Don't know anything about them but per my calculations they are taking 27.2% of the capital appreciation on the New Braunfels deal at the end per their projections which seem optimistic in this oversupplied environment, (Austin MSA with largest new multi-family projects coming out this year in the country ,8% of total existing stock and already seeing rent rate declines of near 10%in the city so far) and they are taking a big chunk of the monthly cash on cash as the preferred payouts for their 3 different classes are well below the projected cash on cash total. (They concentrate/force the equity into their class B shares 13/18 million so they get 72% of the future capital appreciation at the higher 30% cut,
versus 5/18mil at the lower 20% rate) They also seem to be overpaying in this downward trending multi-family environment. Also, per their numbers they are buying for 37 mil, debt 24 mil, equity 20 mil, 44mil minus 37 price = 7 million in closing costs, which is 35% of the total equity, RE commissions of say 4% total 1.5 mil so they are taking 5.5 million in fees up front as well minus the inspections/loan fees etc. They appear to be really soaking their unsophisticated investors, my guess they focus on doctors, and it's a risky place and time to be buying too. good luck
4/18/24 update, i don't mean to dump on them, Viking Capital LLC. I just think now may not be the best time to buy multi-family in formerly Hot markets, like Austin MSA, that are clearly going down in price. Austin Rent rates also down 6% per Yardi-Matrix data, from 1 yr ago. Their slide deck, 85 pages is on their website, They believe that they will increase the properties NOI by 45% over 5 yr hold, mostly through rent increases after doing 5K interior upgrades in all 252 units, thus adding 19 million to value of property. They are buying at a 5 % cap rate with a fixed 5.7% loan amortized at 30yrs and first 2 yrs interest only, and they believe that they will sell at a 5% cap rate as well 5 long years from now. I don't know about this cap rate projection, at least in CRe-Retail we project out a 10 basis point rise in cap rate for each year the property ages, so the Cap rate may be 5.5% assuming interest rates don't budge, (probably heading higher as US Govt has to deleverage its last 40yr debt run-up, like we did between '45 and '82, and we did again btwn 1899-1920, same 30-40 pattern going back to mid-1800s)

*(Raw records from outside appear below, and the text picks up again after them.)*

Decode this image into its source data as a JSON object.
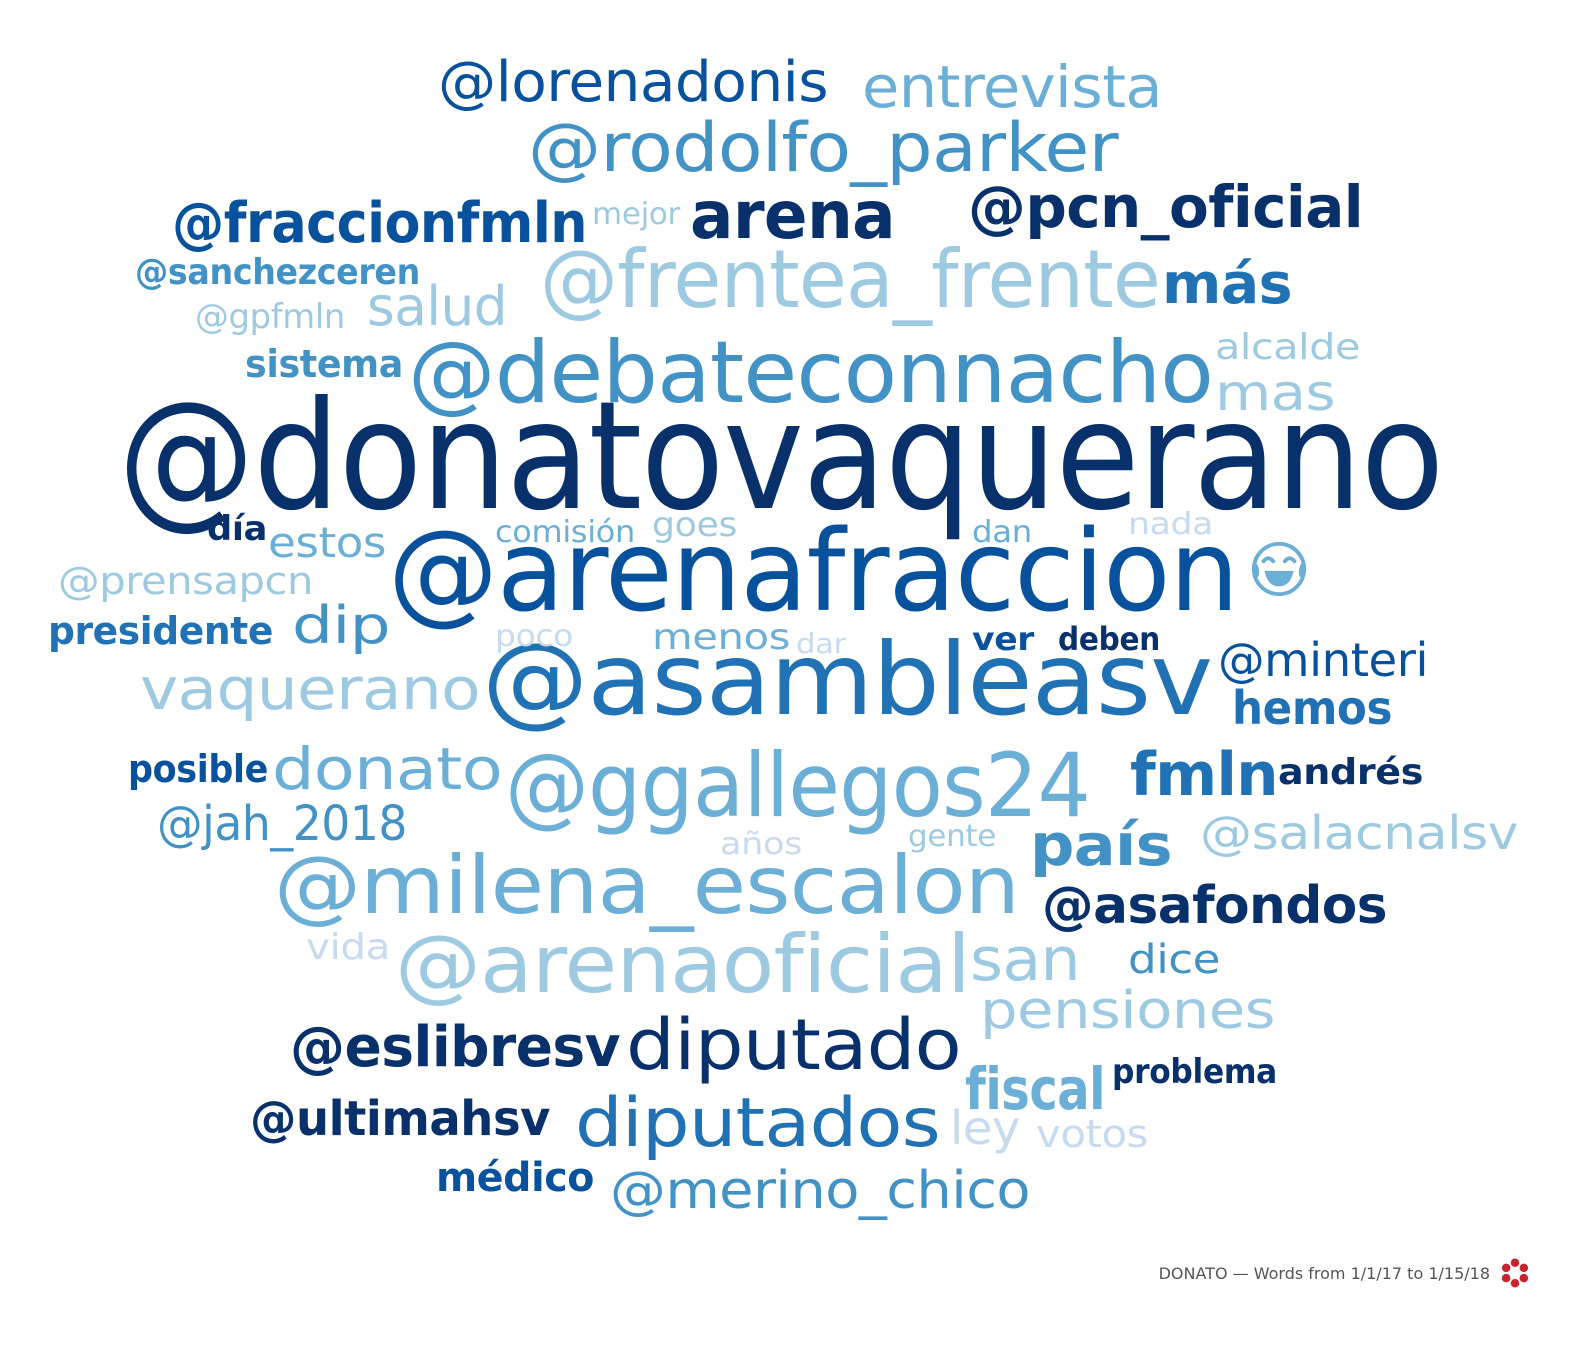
{
  "footer": {
    "caption": "DONATO — Words from 1/1/17 to 1/15/18",
    "logo_icon": "flower-logo-icon",
    "logo_color": "#c8242d"
  },
  "palette": {
    "darkest": "#08306b",
    "dark": "#08519c",
    "medium_dark": "#2171b5",
    "medium": "#4292c6",
    "medium_light": "#6baed6",
    "light": "#9ecae1",
    "lightest": "#c6dbef"
  },
  "words": [
    {
      "text": "@donatovaquerano",
      "color": "#08306b"
    },
    {
      "text": "@arenafraccion",
      "color": "#08519c"
    },
    {
      "text": "@asambleasv",
      "color": "#2171b5"
    },
    {
      "text": "@debateconnacho",
      "color": "#4292c6"
    },
    {
      "text": "@ggallegos24",
      "color": "#6baed6"
    },
    {
      "text": "@milena_escalon",
      "color": "#6baed6"
    },
    {
      "text": "@frentea_frente",
      "color": "#9ecae1"
    },
    {
      "text": "@arenaoficial",
      "color": "#9ecae1"
    },
    {
      "text": "@rodolfo_parker",
      "color": "#4292c6"
    },
    {
      "text": "@lorenadonis",
      "color": "#08519c"
    },
    {
      "text": "entrevista",
      "color": "#6baed6"
    },
    {
      "text": "arena",
      "color": "#08306b"
    },
    {
      "text": "@pcn_oficial",
      "color": "#08306b"
    },
    {
      "text": "@fraccionfmln",
      "color": "#08519c"
    },
    {
      "text": "mejor",
      "color": "#9ecae1"
    },
    {
      "text": "@sanchezceren",
      "color": "#4292c6"
    },
    {
      "text": "@gpfmln",
      "color": "#9ecae1"
    },
    {
      "text": "salud",
      "color": "#9ecae1"
    },
    {
      "text": "más",
      "color": "#2171b5"
    },
    {
      "text": "sistema",
      "color": "#4292c6"
    },
    {
      "text": "alcalde",
      "color": "#9ecae1"
    },
    {
      "text": "mas",
      "color": "#9ecae1"
    },
    {
      "text": "día",
      "color": "#08306b"
    },
    {
      "text": "estos",
      "color": "#6baed6"
    },
    {
      "text": "comisión",
      "color": "#6baed6"
    },
    {
      "text": "goes",
      "color": "#9ecae1"
    },
    {
      "text": "dan",
      "color": "#6baed6"
    },
    {
      "text": "nada",
      "color": "#c6dbef"
    },
    {
      "text": "@prensapcn",
      "color": "#9ecae1"
    },
    {
      "text": "presidente",
      "color": "#2171b5"
    },
    {
      "text": "dip",
      "color": "#4292c6"
    },
    {
      "text": "poco",
      "color": "#c6dbef"
    },
    {
      "text": "menos",
      "color": "#6baed6"
    },
    {
      "text": "dar",
      "color": "#c6dbef"
    },
    {
      "text": "ver",
      "color": "#08519c"
    },
    {
      "text": "deben",
      "color": "#08306b"
    },
    {
      "text": "@minteri",
      "color": "#08519c"
    },
    {
      "text": "vaquerano",
      "color": "#9ecae1"
    },
    {
      "text": "hemos",
      "color": "#2171b5"
    },
    {
      "text": "posible",
      "color": "#08519c"
    },
    {
      "text": "donato",
      "color": "#6baed6"
    },
    {
      "text": "fmln",
      "color": "#2171b5"
    },
    {
      "text": "andrés",
      "color": "#08306b"
    },
    {
      "text": "@jah_2018",
      "color": "#4292c6"
    },
    {
      "text": "país",
      "color": "#4292c6"
    },
    {
      "text": "@salacnalsv",
      "color": "#9ecae1"
    },
    {
      "text": "años",
      "color": "#c6dbef"
    },
    {
      "text": "gente",
      "color": "#9ecae1"
    },
    {
      "text": "@asafondos",
      "color": "#08306b"
    },
    {
      "text": "vida",
      "color": "#c6dbef"
    },
    {
      "text": "san",
      "color": "#9ecae1"
    },
    {
      "text": "dice",
      "color": "#4292c6"
    },
    {
      "text": "pensiones",
      "color": "#9ecae1"
    },
    {
      "text": "@eslibresv",
      "color": "#08306b"
    },
    {
      "text": "diputado",
      "color": "#08306b"
    },
    {
      "text": "fiscal",
      "color": "#6baed6"
    },
    {
      "text": "problema",
      "color": "#08306b"
    },
    {
      "text": "@ultimahsv",
      "color": "#08306b"
    },
    {
      "text": "diputados",
      "color": "#2171b5"
    },
    {
      "text": "ley",
      "color": "#c6dbef"
    },
    {
      "text": "votos",
      "color": "#c6dbef"
    },
    {
      "text": "médico",
      "color": "#08519c"
    },
    {
      "text": "@merino_chico",
      "color": "#4292c6"
    }
  ],
  "emoji": {
    "icon": "tears-of-joy-emoji-icon",
    "color": "#6baed6"
  }
}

I watched all their videos/podcasts/available webinars. They are very well organized and very professional, and their reported past results are exceedingly good at 24% avg annual return, but that was then (lowest interest rates in 90 years, CAP rates compressed from 8 to 3) and now is now.
But no one Knows Nothing, so they could knock it out of the park, or slow bleed money for years.